Feathers fell like party confetti as the birds took flight and dove at the spiders. Es took it as the perfect opportunity to make use of her perpetual invisibility and scram. She took off running, her adrenaline keeping her from exhausting. She didn’t get far, however, as her headache worsened, making her nauseous. She walked into a clearing and discovered a glowing red gemstone shaped like an obelisk and growing out of the ground like a weed.
She inched closer, feeling a tug in her stomach and as she got closer, the stone’s glow began to pulsate. She noticed a familiar symbol near the top and she could’ve sworn the stone itself was pulling her forward. She tried to step back
, but this time she was forcefully yanked forward. She tried to lean back and dig in her heels, but the stone was pulling her towards itself. She wasn’t mistaking it. She was being dragged and couldn’t stop it.
She stretched out her arms, hoping to prevent being slammed into the stone. Was that a voice behind her? The stone pulled her in anyway, her arms too weak to keep her body at length and her cheek pressed up against the stone’s smooth side.

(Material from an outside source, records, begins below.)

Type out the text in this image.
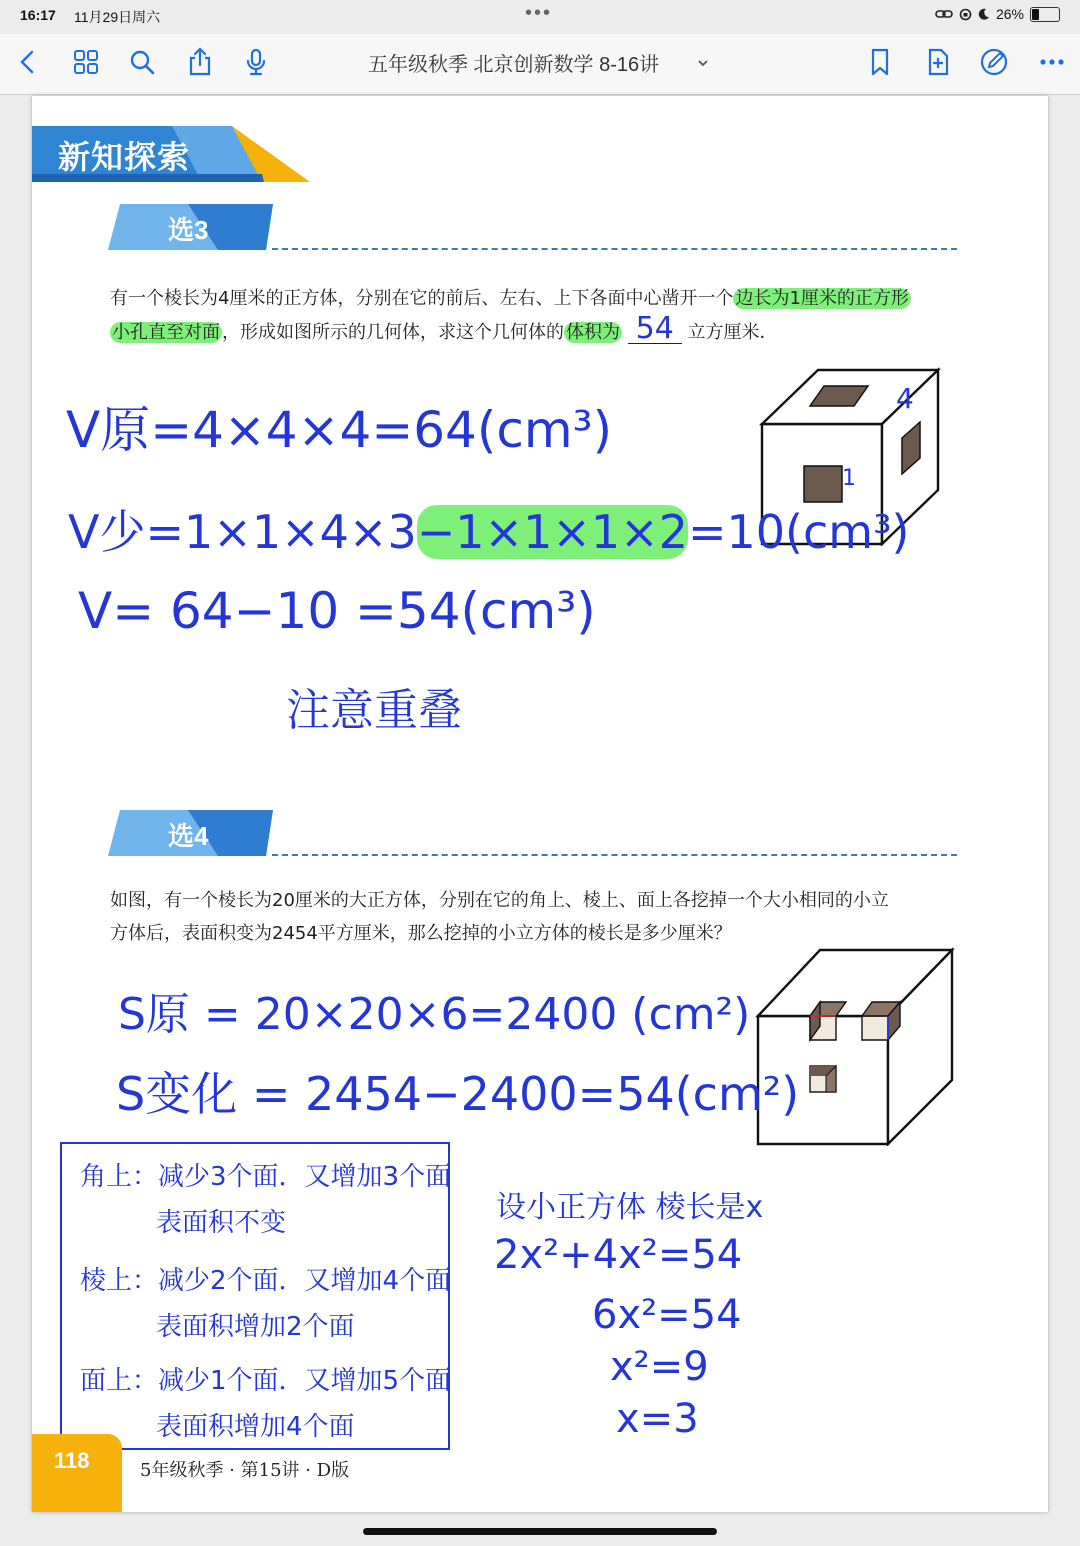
16:17 11月29日周六	•••	26%
五年级秋季 北京创新数学 8-16讲
新知探索
选3
有一个棱长为4厘米的正方体，分别在它的前后、左右、上下各面中心凿开一个 边长为1厘米的正方形
小孔直至对面 ，形成如图所示的几何体，求这个几何体的 体积为 54 立方厘米．
4
1
V原=4×4×4=64(cm³)
V少=1×1×4×3−1×1×1×2=10(cm³)
V= 64−10 =54(cm³)
注意重叠
选4
如图，有一个棱长为20厘米的大正方体，分别在它的角上、棱上、面上各挖掉一个大小相同的小立
方体后，表面积变为2454平方厘米，那么挖掉的小立方体的棱长是多少厘米？
S原 = 20×20×6=2400 (cm²)
S变化 = 2454−2400=54(cm²)
角上：减少3个面．又增加3个面
表面积不变
棱上：减少2个面．又增加4个面
表面积增加2个面
面上：减少1个面．又增加5个面
表面积增加4个面
设小正方体 棱长是x
2x²+4x²=54
6x²=54
x²=9
x=3
118	5年级秋季 · 第15讲 · D版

The stone was warm and as soon as her face was against it, it started to hum and vibrate. A pair of hands gripped her shoulders, and she cringed as she felt a pinch somewhere deep in her mind. Then everything went black.
Finding Some Answers
Valdrik stood with his feet apart and his thick arms folded across his broad chest. His thick, black, untamable hair flowed down from his head and onto his shoulders. He was covered head to toe in black. Black boots, black belt, black climate control body suit, black pants and an open black jacket. His emerald green eyes eerily shone bright against his dark gray skin.